2-(((5-ethyl-2-(3-(2-fluoroethoxy)-4-methoxyphenyl)thiazol-4-yl)methyl)thio)pyrimidine-4,6-diamine (15b)

¹H NMR (500 MHz, DMSO-d₆) δ: 7.37 (dd, J = 8.0, 2.0 Hz, 1H), 7.36 (s, 1H), 7.02 (d, J = 8.5 Hz, 1H), 6.13 (brs, 4H), 5.13 (s, 1H), 4.72 (dt, J = 47.5, 4.0 Hz, 2H), 4.34 (s, 1H), 4.25 (dt, J = 30.5, 4.0 Hz, 2H), 3.79 (s, 3H), 2.87 (q, J = 7.5 Hz, 2H), 1.17 (t, J = 7.5 Hz, 3H); ¹³C NMR (125 MHz, DMSO-d₆) δ: 168.2, 163.8 (2), 163.5, 151.0, 148.4, 148.3, 136.9, 126.5, 119.9, 112.7, 110.5, 83.3 (d, J_CF = 165.9 Hz), 79.5, 68.5 (d, J_CF = 18.8 Hz), 56.1, 28.0, 19.9, 17.1; HRMS-ESI (m/z) [M + H]⁺ calcd for C₁₉H₂₂FN₅O₂S₂ H, 436.1277; found 436.1263.
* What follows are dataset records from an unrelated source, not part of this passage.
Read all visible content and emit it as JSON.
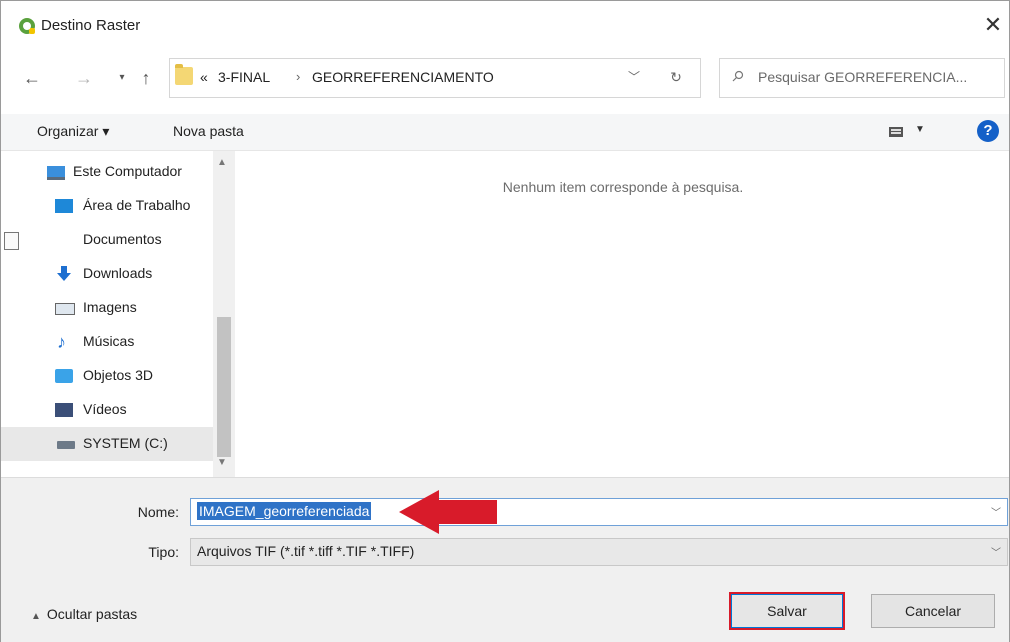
{
  "window": {
    "title": "Destino Raster"
  },
  "address": {
    "overflow": "«",
    "crumbs": [
      "3-FINAL",
      "GEORREFERENCIAMENTO"
    ],
    "separator": "›"
  },
  "search": {
    "placeholder": "Pesquisar GEORREFERENCIA..."
  },
  "toolbar": {
    "organize_label": "Organizar ▾",
    "new_folder_label": "Nova pasta",
    "help_label": "?"
  },
  "nav_tree": {
    "items": [
      {
        "label": "Este Computador",
        "icon": "computer-icon"
      },
      {
        "label": "Área de Trabalho",
        "icon": "desktop-icon"
      },
      {
        "label": "Documentos",
        "icon": "documents-icon"
      },
      {
        "label": "Downloads",
        "icon": "downloads-icon"
      },
      {
        "label": "Imagens",
        "icon": "pictures-icon"
      },
      {
        "label": "Músicas",
        "icon": "music-icon"
      },
      {
        "label": "Objetos 3D",
        "icon": "3d-objects-icon"
      },
      {
        "label": "Vídeos",
        "icon": "videos-icon"
      },
      {
        "label": "SYSTEM (C:)",
        "icon": "drive-icon",
        "selected": true
      }
    ]
  },
  "content": {
    "empty_message": "Nenhum item corresponde à pesquisa."
  },
  "form": {
    "name_label": "Nome:",
    "name_value": "IMAGEM_georreferenciada",
    "type_label": "Tipo:",
    "type_value": "Arquivos TIF (*.tif *.tiff *.TIF *.TIFF)"
  },
  "footer": {
    "hide_folders_label": "Ocultar pastas",
    "save_label": "Salvar",
    "cancel_label": "Cancelar"
  },
  "colors": {
    "accent": "#2f73c7",
    "annotation_red": "#d81b2a",
    "help_blue": "#1460c8"
  }
}
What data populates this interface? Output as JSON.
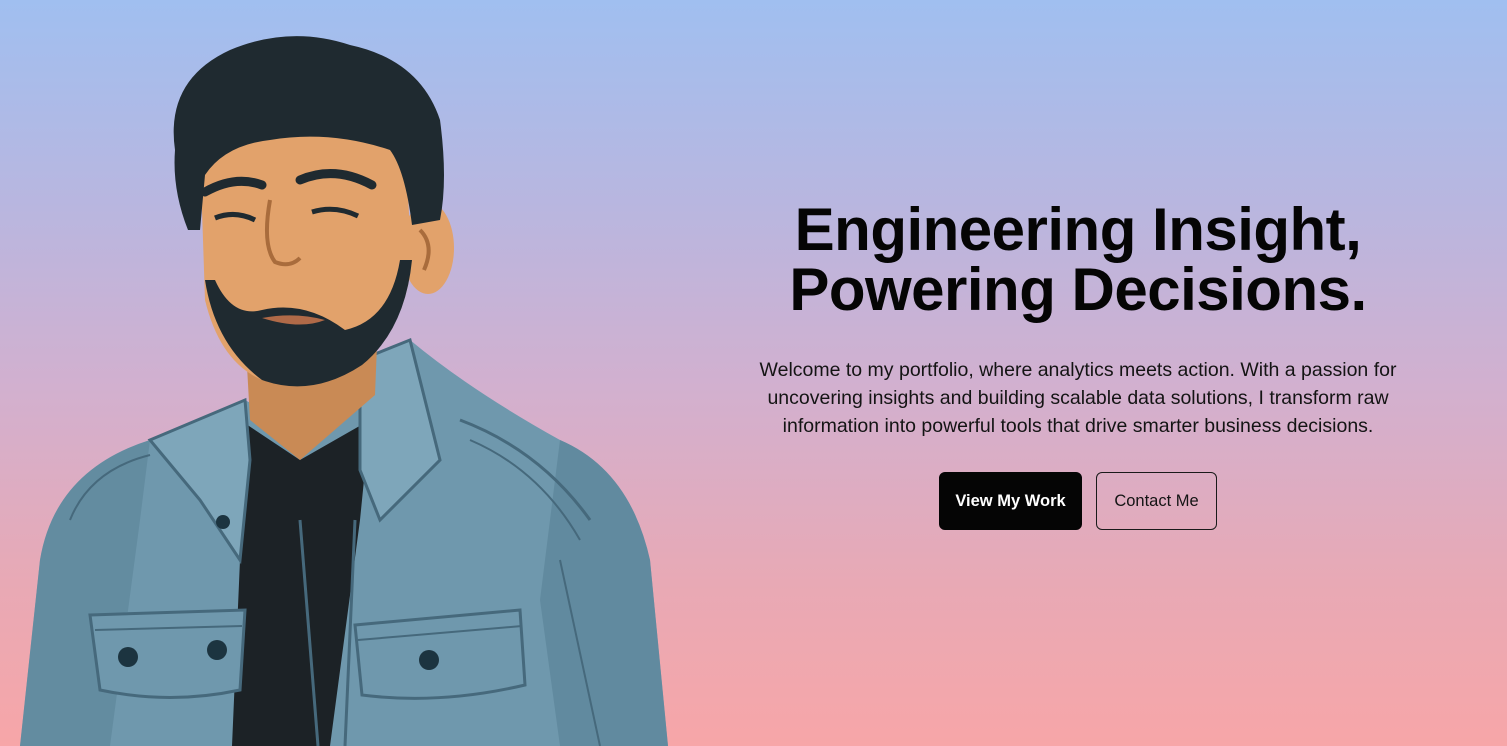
{
  "hero": {
    "headline_line1": "Engineering Insight,",
    "headline_line2": "Powering Decisions.",
    "intro": "Welcome to my portfolio, where analytics meets action. With a passion for uncovering insights and building scalable data solutions, I transform raw information into powerful tools that drive smarter business decisions.",
    "primary_button": "View My Work",
    "secondary_button": "Contact Me",
    "portrait_icon": "man-portrait-illustration"
  },
  "colors": {
    "background_top": "#a0bff0",
    "background_bottom": "#f7a6a8",
    "primary_button_bg": "#050505",
    "text": "#050505",
    "jacket": "#6f98ad",
    "skin": "#e2a26b",
    "hair": "#1f2a30"
  }
}
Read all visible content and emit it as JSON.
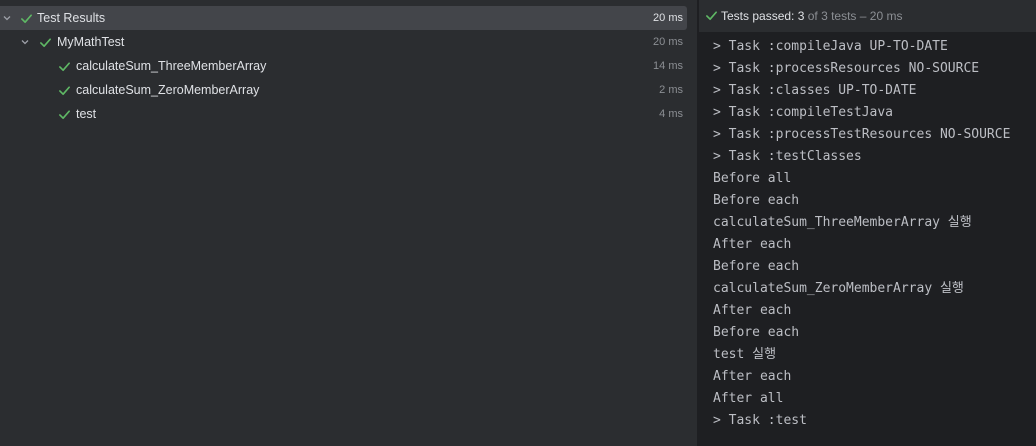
{
  "colors": {
    "pass": "#5fb865",
    "selected_row": "#43454a",
    "panel_bg": "#2b2d30",
    "console_bg": "#1e1f22"
  },
  "tree": {
    "root": {
      "label": "Test Results",
      "duration": "20 ms",
      "status_icon": "check-icon",
      "expanded": true
    },
    "suite": {
      "label": "MyMathTest",
      "duration": "20 ms",
      "status_icon": "check-icon",
      "expanded": true
    },
    "tests": [
      {
        "label": "calculateSum_ThreeMemberArray",
        "duration": "14 ms",
        "status_icon": "check-icon"
      },
      {
        "label": "calculateSum_ZeroMemberArray",
        "duration": "2 ms",
        "status_icon": "check-icon"
      },
      {
        "label": "test",
        "duration": "4 ms",
        "status_icon": "check-icon"
      }
    ]
  },
  "console": {
    "status": {
      "prefix": "Tests passed: ",
      "passed": "3",
      "rest": " of 3 tests – 20 ms"
    },
    "lines": [
      "> Task :compileJava UP-TO-DATE",
      "> Task :processResources NO-SOURCE",
      "> Task :classes UP-TO-DATE",
      "> Task :compileTestJava",
      "> Task :processTestResources NO-SOURCE",
      "> Task :testClasses",
      "Before all",
      "Before each",
      "calculateSum_ThreeMemberArray 실행",
      "After each",
      "Before each",
      "calculateSum_ZeroMemberArray 실행",
      "After each",
      "Before each",
      "test 실행",
      "After each",
      "After all",
      "> Task :test"
    ]
  }
}
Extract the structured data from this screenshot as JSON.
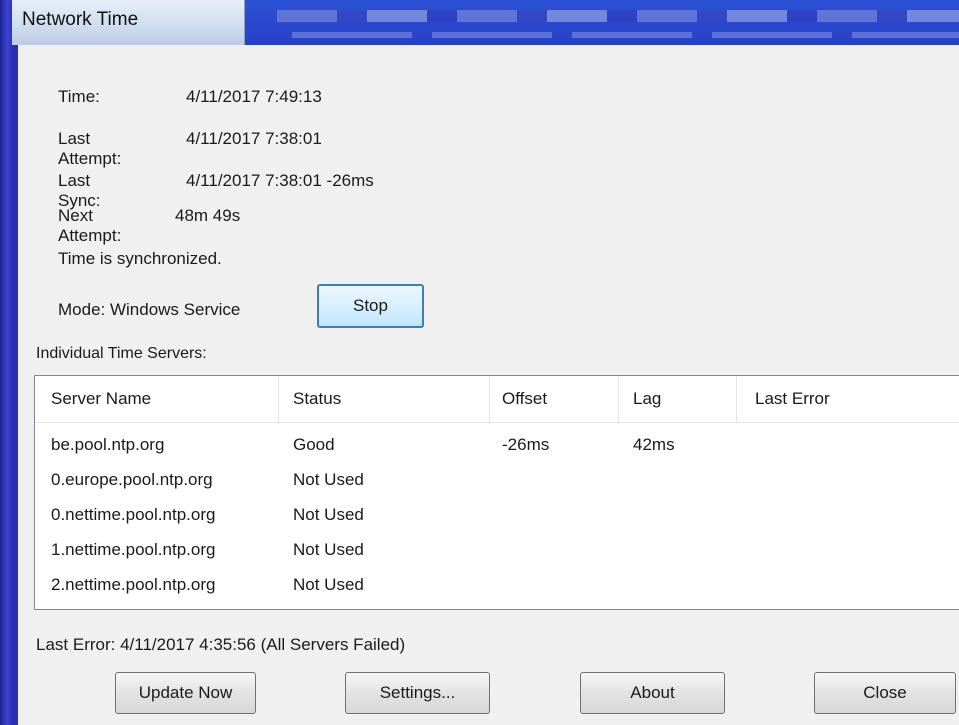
{
  "window": {
    "title": "Network Time"
  },
  "info": {
    "time_label": "Time:",
    "time_value": "4/11/2017 7:49:13",
    "last_attempt_label": "Last Attempt:",
    "last_attempt_value": "4/11/2017 7:38:01",
    "last_sync_label": "Last Sync:",
    "last_sync_value": "4/11/2017 7:38:01 -26ms",
    "next_attempt_label": "Next Attempt:",
    "next_attempt_value": "48m 49s",
    "status_text": "Time is synchronized.",
    "mode_text": "Mode: Windows Service",
    "stop_label": "Stop"
  },
  "servers": {
    "section_label": "Individual Time Servers:",
    "columns": [
      "Server Name",
      "Status",
      "Offset",
      "Lag",
      "Last Error"
    ],
    "rows": [
      {
        "name": "be.pool.ntp.org",
        "status": "Good",
        "offset": "-26ms",
        "lag": "42ms",
        "error": ""
      },
      {
        "name": "0.europe.pool.ntp.org",
        "status": "Not Used",
        "offset": "",
        "lag": "",
        "error": ""
      },
      {
        "name": "0.nettime.pool.ntp.org",
        "status": "Not Used",
        "offset": "",
        "lag": "",
        "error": ""
      },
      {
        "name": "1.nettime.pool.ntp.org",
        "status": "Not Used",
        "offset": "",
        "lag": "",
        "error": ""
      },
      {
        "name": "2.nettime.pool.ntp.org",
        "status": "Not Used",
        "offset": "",
        "lag": "",
        "error": ""
      }
    ]
  },
  "footer": {
    "last_error": "Last Error:  4/11/2017 4:35:56 (All Servers Failed)",
    "update_now_label": "Update Now",
    "settings_label": "Settings...",
    "about_label": "About",
    "close_label": "Close"
  },
  "colors": {
    "desktop": "#2a2fb8",
    "dialog_bg": "#f0f0f0",
    "focus_border": "#3c7fb1"
  }
}
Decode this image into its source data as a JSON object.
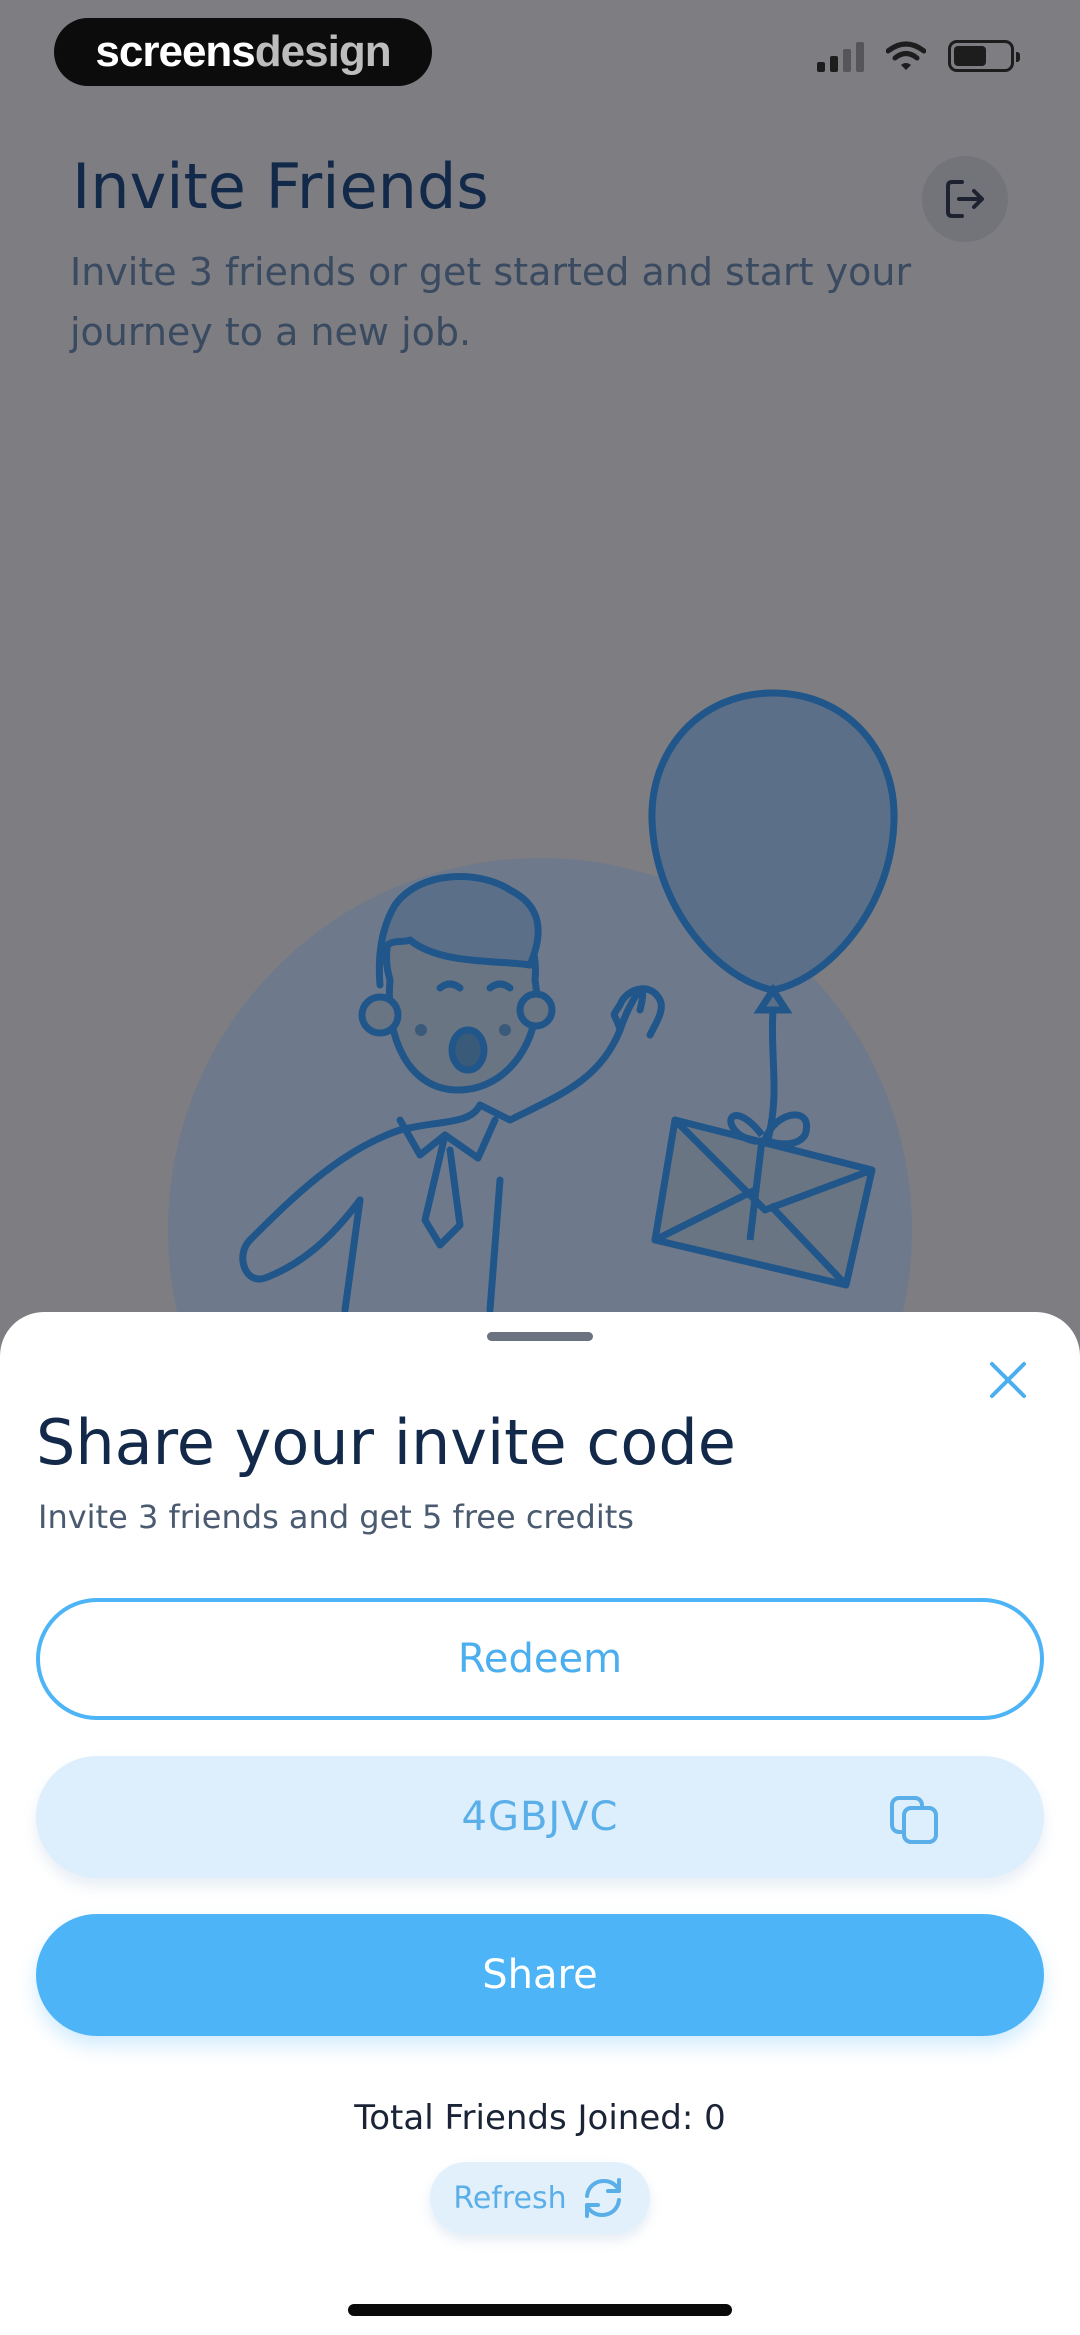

2-(((2-(3-(2-fluoroethoxy)-4-methoxyphenyl)-5-propylthiazol-4-yl)methyl)thio)pyrimidine-4,6-diamine (15c)

¹H NMR (500 MHz, acetone-d₆) δ: 7.53 (d, J = 2.0 Hz, 1H), 7.46 (dd, J = 8.5, 2.0 Hz, 1H), 7.03 (d, J = 8.5 Hz, 1H), 5.63 (brs, 4H), 5.38 (s, 1H), 4.80 (dt, J = 48.0, 4.0 Hz, 2H), 4.45 (s, 2H), 4.34 (dt, J = 29.5, 4.0 Hz, 2H), 3.87 (s, 3H), 2.91 (t, J = 7.5 Hz, 1H), 1.66 (qt, J = 7.5, 7.5 Hz, 2H), 0.97 (t, J = 7.5 Hz, 3H); ¹³C NMR (125 MHz, acetone-d₆) δ: 169.2, 164.0 (2), 163.9, 163.6, 151.4, 149.0, 148.5, 134.6, 126.9, 119.8, 112.1, 111.1, 82.8 (d, J_CF = 167.5 Hz), 79.5, 68.6 (d, J_CF = 19.5 Hz), 55.3, 28.1, 25.2, 13.0; HRMS-ESI (m/z) [M + H]⁺ calcd for C₂₀H₂₄FN₅O₂S₂ H, 450.1434; found 450.1432.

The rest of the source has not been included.